Would there be reset to snapshot feature someday?
Opened this issue · 12 comments
I came across a problem: each time i start my postgres test container, i need it to be cleaned up after each test, which is what Respawn specializes in. But what if I want to rollback to some snapshot of a database, to deal with same seeded data?
So according to a #53 (comment), the question is: are there any plans of implementing some kind of reset to snapshot feature?
How would that work?
I have an idea of using memento pattern. Caretaker will store all db snapshots, where a snapshot could be, for example, an instance of a database fixture.
What do you think?
One thing to keep in mind is that Respawn was built with speed in mind because often I'll have 100s of integration tests.

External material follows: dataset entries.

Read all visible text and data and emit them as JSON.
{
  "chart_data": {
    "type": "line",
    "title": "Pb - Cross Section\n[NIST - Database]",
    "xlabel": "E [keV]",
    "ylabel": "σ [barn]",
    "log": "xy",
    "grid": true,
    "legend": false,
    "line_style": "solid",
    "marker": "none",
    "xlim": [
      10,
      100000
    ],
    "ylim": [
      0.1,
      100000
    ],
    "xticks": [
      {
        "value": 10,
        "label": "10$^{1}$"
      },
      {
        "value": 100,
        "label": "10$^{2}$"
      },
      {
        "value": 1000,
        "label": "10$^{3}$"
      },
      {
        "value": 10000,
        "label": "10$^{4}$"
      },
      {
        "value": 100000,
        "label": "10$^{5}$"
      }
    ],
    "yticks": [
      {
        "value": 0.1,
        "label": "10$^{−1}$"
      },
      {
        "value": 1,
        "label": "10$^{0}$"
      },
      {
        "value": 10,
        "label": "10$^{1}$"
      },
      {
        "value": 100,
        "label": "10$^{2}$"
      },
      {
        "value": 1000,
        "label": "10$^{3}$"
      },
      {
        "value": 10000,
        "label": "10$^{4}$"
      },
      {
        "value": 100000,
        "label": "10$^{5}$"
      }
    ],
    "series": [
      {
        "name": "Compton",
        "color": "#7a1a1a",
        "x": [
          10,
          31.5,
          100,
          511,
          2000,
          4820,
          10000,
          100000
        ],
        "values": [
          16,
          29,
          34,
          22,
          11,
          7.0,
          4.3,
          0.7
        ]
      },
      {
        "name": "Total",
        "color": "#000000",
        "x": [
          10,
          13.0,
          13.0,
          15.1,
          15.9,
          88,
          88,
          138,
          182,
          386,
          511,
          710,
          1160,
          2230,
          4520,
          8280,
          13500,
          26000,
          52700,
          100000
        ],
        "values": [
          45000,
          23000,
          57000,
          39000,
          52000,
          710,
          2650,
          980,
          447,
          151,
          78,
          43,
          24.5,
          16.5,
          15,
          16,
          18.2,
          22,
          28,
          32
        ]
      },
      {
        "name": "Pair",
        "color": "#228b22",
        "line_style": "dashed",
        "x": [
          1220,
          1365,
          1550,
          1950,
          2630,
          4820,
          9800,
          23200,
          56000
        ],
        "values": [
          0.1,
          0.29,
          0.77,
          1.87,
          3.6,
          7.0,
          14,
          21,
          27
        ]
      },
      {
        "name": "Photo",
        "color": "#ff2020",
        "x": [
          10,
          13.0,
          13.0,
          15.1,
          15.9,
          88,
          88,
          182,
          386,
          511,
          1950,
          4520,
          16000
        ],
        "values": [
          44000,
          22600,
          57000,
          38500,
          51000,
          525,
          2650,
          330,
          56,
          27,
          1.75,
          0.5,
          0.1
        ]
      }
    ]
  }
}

You'll need to carefully design how this snapshotting would work in practice, because if it's much slower than re-inserting data, I wouldn't try to use it. This design of Respawn was the end result of benchmarking many different strategies for wiping/recreating a database.

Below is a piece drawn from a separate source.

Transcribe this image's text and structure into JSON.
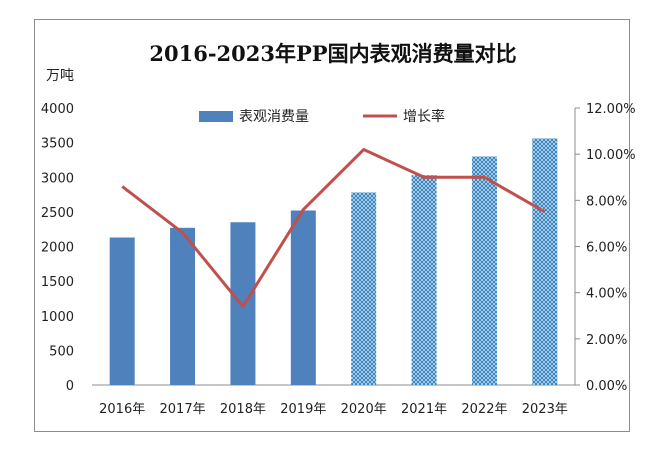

Sure, I'll keep you informed with any success just here
I've implemented some kind of simplistic "snapshoting" for scenarios where we can assume that primary keys on all tables are monotonically increasing (it will not work as is for example on GUID primary keys).
In this case we could record the initial PK offset for all included tables, and extend the delete statements with a PK offset condition. My solution worked for composite keys as well. The performance impact should be OK, as the condition can most likely use indexes.

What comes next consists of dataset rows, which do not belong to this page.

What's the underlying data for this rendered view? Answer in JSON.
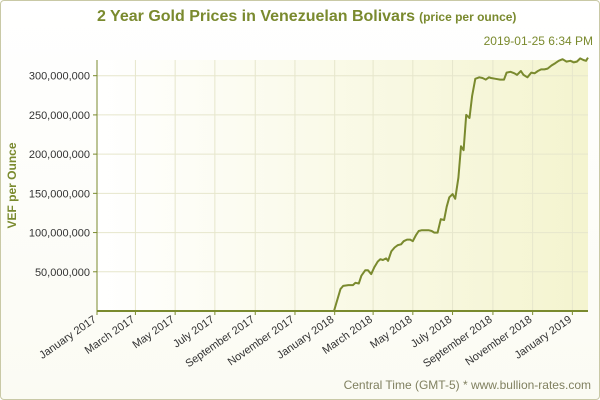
{
  "header": {
    "title": "2 Year Gold Prices in Venezuelan Bolivars",
    "subtitle": "(price per ounce)",
    "timestamp": "2019-01-25 6:34 PM"
  },
  "footer": {
    "text": "Central Time (GMT-5) * www.bullion-rates.com"
  },
  "colors": {
    "line": "#7a8a2e",
    "grid": "#e6e6cc",
    "axis": "#7a8a2e",
    "bg_left": "#ffffff",
    "bg_right": "#f4f4cf"
  },
  "chart_data": {
    "type": "line",
    "title": "2 Year Gold Prices in Venezuelan Bolivars",
    "subtitle": "(price per ounce)",
    "ylabel": "VEF per Ounce",
    "xlabel": "",
    "ylim": [
      0,
      320000000
    ],
    "yticks": [
      50000000,
      100000000,
      150000000,
      200000000,
      250000000,
      300000000
    ],
    "ytick_labels": [
      "50,000,000",
      "100,000,000",
      "150,000,000",
      "200,000,000",
      "250,000,000",
      "300,000,000"
    ],
    "xlim": [
      "2017-01-01",
      "2019-01-25"
    ],
    "xticks": [
      "2017-01-01",
      "2017-03-01",
      "2017-05-01",
      "2017-07-01",
      "2017-09-01",
      "2017-11-01",
      "2018-01-01",
      "2018-03-01",
      "2018-05-01",
      "2018-07-01",
      "2018-09-01",
      "2018-11-01",
      "2019-01-01"
    ],
    "xtick_labels": [
      "January 2017",
      "March 2017",
      "May 2017",
      "July 2017",
      "September 2017",
      "November 2017",
      "January 2018",
      "March 2018",
      "May 2018",
      "July 2018",
      "September 2018",
      "November 2018",
      "January 2019"
    ],
    "grid": true,
    "series": [
      {
        "x": [
          "2017-01-25",
          "2017-06-01",
          "2017-12-31",
          "2018-01-10",
          "2018-01-14",
          "2018-01-22",
          "2018-01-29",
          "2018-02-02",
          "2018-02-07",
          "2018-02-11",
          "2018-02-17",
          "2018-02-21",
          "2018-02-26",
          "2018-03-03",
          "2018-03-08",
          "2018-03-12",
          "2018-03-16",
          "2018-03-21",
          "2018-03-24",
          "2018-03-29",
          "2018-04-03",
          "2018-04-08",
          "2018-04-13",
          "2018-04-17",
          "2018-04-22",
          "2018-04-27",
          "2018-05-01",
          "2018-05-06",
          "2018-05-10",
          "2018-05-15",
          "2018-05-19",
          "2018-05-25",
          "2018-05-30",
          "2018-06-03",
          "2018-06-08",
          "2018-06-13",
          "2018-06-18",
          "2018-06-22",
          "2018-06-26",
          "2018-07-01",
          "2018-07-05",
          "2018-07-10",
          "2018-07-14",
          "2018-07-18",
          "2018-07-22",
          "2018-07-27",
          "2018-07-31",
          "2018-08-05",
          "2018-08-11",
          "2018-08-16",
          "2018-08-21",
          "2018-08-26",
          "2018-08-29",
          "2018-09-05",
          "2018-09-12",
          "2018-09-18",
          "2018-09-22",
          "2018-09-28",
          "2018-10-04",
          "2018-10-08",
          "2018-10-14",
          "2018-10-18",
          "2018-10-24",
          "2018-10-30",
          "2018-11-04",
          "2018-11-09",
          "2018-11-14",
          "2018-11-19",
          "2018-11-24",
          "2018-11-30",
          "2018-12-06",
          "2018-12-11",
          "2018-12-17",
          "2018-12-23",
          "2018-12-29",
          "2019-01-03",
          "2019-01-08",
          "2019-01-13",
          "2019-01-18",
          "2019-01-22",
          "2019-01-25"
        ],
        "y": [
          0,
          0,
          0,
          28000000,
          32000000,
          33000000,
          33000000,
          36000000,
          35000000,
          45000000,
          52000000,
          52000000,
          47000000,
          56000000,
          63000000,
          66000000,
          65000000,
          67000000,
          64000000,
          76000000,
          81000000,
          84000000,
          85000000,
          89000000,
          91000000,
          91000000,
          89000000,
          97000000,
          102000000,
          103000000,
          103000000,
          103000000,
          102000000,
          100000000,
          100000000,
          117000000,
          116000000,
          133000000,
          145000000,
          149000000,
          143000000,
          170000000,
          210000000,
          205000000,
          250000000,
          246000000,
          274000000,
          296000000,
          298000000,
          297000000,
          295000000,
          298000000,
          297000000,
          296000000,
          295000000,
          295000000,
          304000000,
          305000000,
          303000000,
          301000000,
          306000000,
          301000000,
          298000000,
          304000000,
          303000000,
          306000000,
          308000000,
          308000000,
          309000000,
          313000000,
          316000000,
          319000000,
          321000000,
          318000000,
          319000000,
          317000000,
          318000000,
          322000000,
          320000000,
          319000000,
          323000000
        ]
      }
    ]
  }
}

@jbogard if you're open to the idea as an opt-in feature, I can try to put it together on a branch and see what we can come up with at the end.
Again, it's important to look at the overall performance impact. Some solutions have 100s or 1000s of integration tests and even a small percentage increase can have a huge impact. I would take a much closer look at improving the tests themselves before going bigger to this solution.
(I'm same as 'zoltantamasi-ps' above, sorry for the confusion, just using my personal account now)
Thank you for your points.
I would take a much closer look at improving the tests themselves before going bigger to this solution.
At us it was not needed due to poor test quality or anything like that, but because we have quite a lot of pre-seeded test data in the database (using a separate console app for that purpose, out of the tests' context). We needed a way to keep this pre-seeded data while still be able to have a fast way to reset to this point.
Again, it's important to look at the overall performance impact. Some solutions have 100s or 1000s of integration tests and even a small percentage increase can have a huge impact.
Yes, I definitely agree, this is why my suggestion was to introduce it as an opt-in feature.
An option to reset to a snapshot version of data could be nice.
E.g. in my tests I spin up a fresh DB container and migrate the database using EF Core. This includes EntityTypeBuilder<T>.HasData(...)
calls from EF Core in the model building context.
When using Respawner.ResetDatabase()
, the database is reset, and the data, which was seeded using those EntityTypeBuilder<T>.HasData(...)
calls is now gone.
No one has come up with a viable solution to that request that's remotely close in speed to the current solution.
I'm in the same situation, needing to reset the database to a snapshot state between integration tests. I appreciate that Respawn isn't intended for this, and is optimised for speed by deleting all data.
I'm wondering what a good strategy is to achieve this? In my case I want to do this in a Devops pipeline against a Docker containerised SQL Server database where the data is initially seeded using a SQL Server Integration Services package that pulls a data subset from a copy of a production database. Probably a sql server backup or snapshot approach, but that makes me think it could be very slow?!
@chrisrlewis why do you need data from a production db? what scenarios can't you just set up from scratch? The only thing I have is pre populated tables that are then ignored by respawner. Then a bunch of utilities to quickly setup scenarios.
It's data from an anonymised clone of production, and we do it this way as a closest approximation to real-world testing - we have processes that depend on the state of existing data.
You're right, in an ideal world we would build up scenarios for everything from scratch. Resources and timescales though...
I'm experimenting with database snapshots, restored between each test - and so far that works and is surprisingly quick. How this scales is TBD.